20 (part 1 of 2)
The initial speed of a body is 6.61 m/s.
What is its speed after 3.92 s if it accelerates
uniformly at 3.46 m/s/s?
Answer in units of m/s
21 (part 2 of 2) 10.0 points
What is its speed after 3.92 s if it accelerates
uniformly at −3.46 m/s/s?
Answer in units of m/s
What is the answer for 21?
Initial speed plus the acceleration times the time.
6.61 m/s + 3.46 m/s/s times 3.92 s
6.61 m/s + ____ m/s (fillin the blank with 3.46 times 3.92).
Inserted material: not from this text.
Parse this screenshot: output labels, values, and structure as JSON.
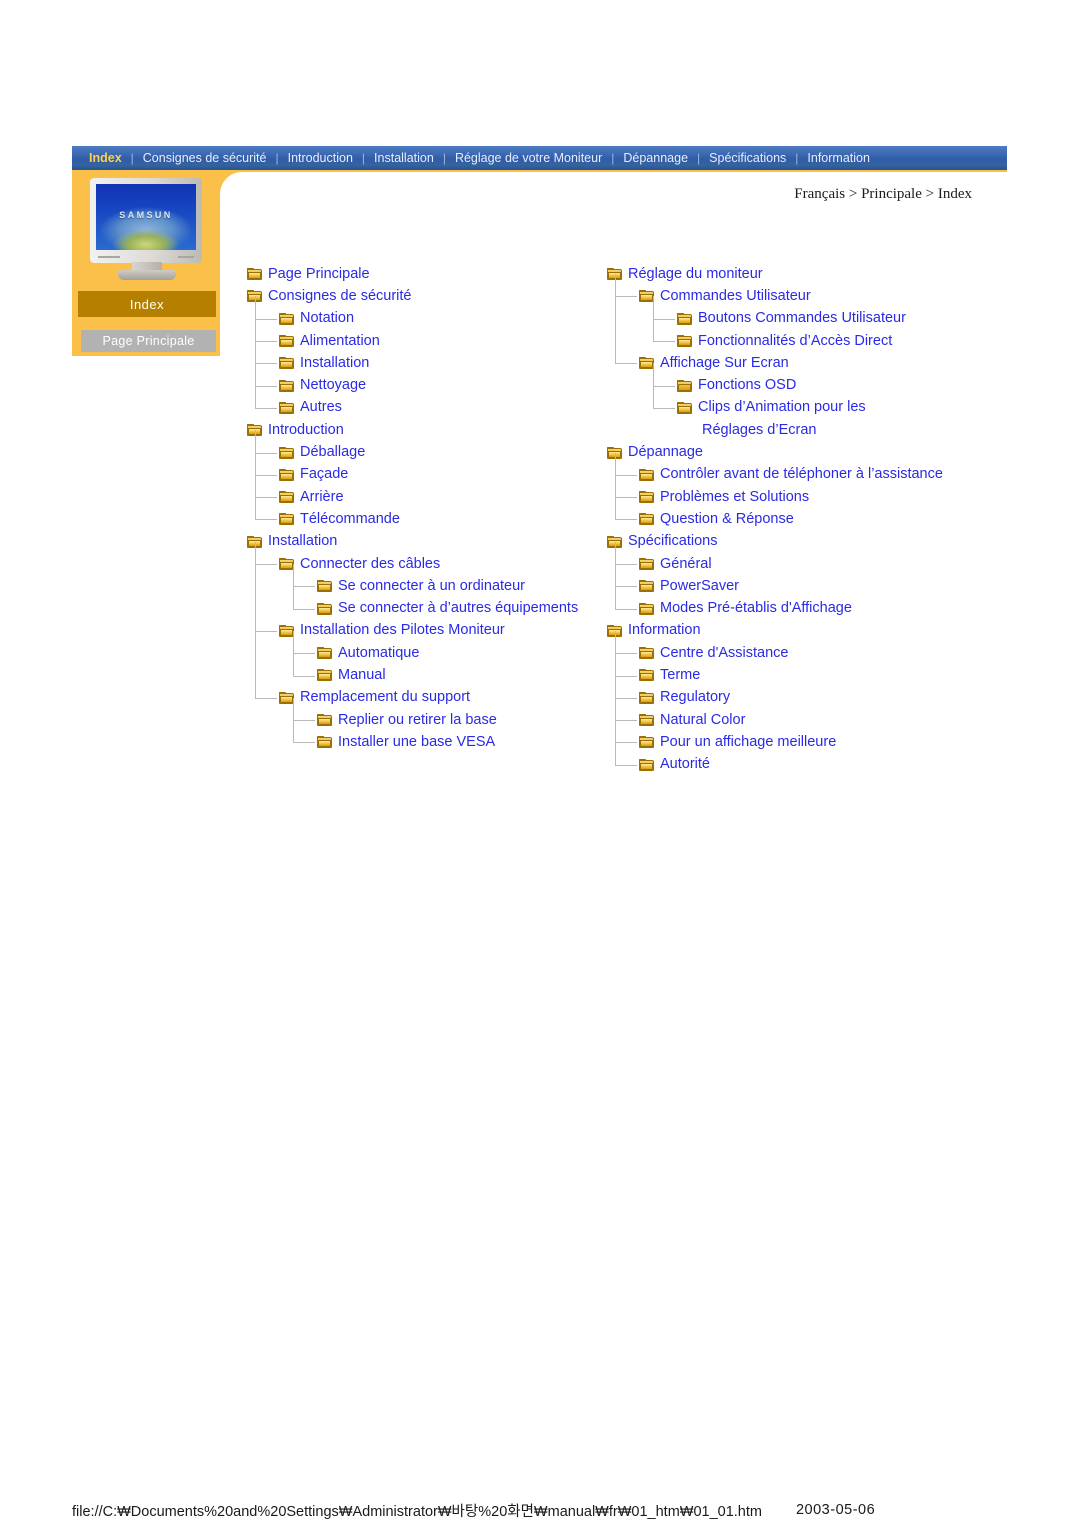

The same principle applies, but you will be multiplyint by -3.46 which will result in a decrease in the speed.
-6.95
To find the speed of the body after a certain time when it accelerates uniformly, you can use the equation of motion:
Final speed (V) = initial speed (U) + acceleration (a) * time (t)
For the first question:
1. Write down the given values:
- Initial speed (U) = 6.61 m/s
- Acceleration (a) = 3.46 m/s²
- Time (t) = 3.92 s
2. Plug the values into the formula:
V = U + a * t
V = 6.61 m/s + 3.46 m/s² * 3.92 s
3. Calculate the value:
V = 6.61 m/s + 13.5792 m/s
V ≈ 20.1892 m/s
So, the speed of the body after 3.92 s with an acceleration of 3.46 m/s² is approximately 20.1892 m/s.
For the second question:
1. Again, write down the given values:
- Initial speed (U) = 6.61 m/s
- Acceleration (a) = -3.46 m/s² (negative value indicates deceleration)
- Time (t) = 3.92 s
2. Plug the values into the formula:
V = U + a * t
V = 6.61 m/s + (-3.46 m/s²) * 3.92 s
3. Calculate the value:
V = 6.61 m/s - 13.5792 m/s
V ≈ -6.9692 m/s
So, the speed of the body after 3.92 s with an acceleration of -3.46 m/s² is approximately -6.9692 m/s. Note that the negative sign indicates the direction of deceleration.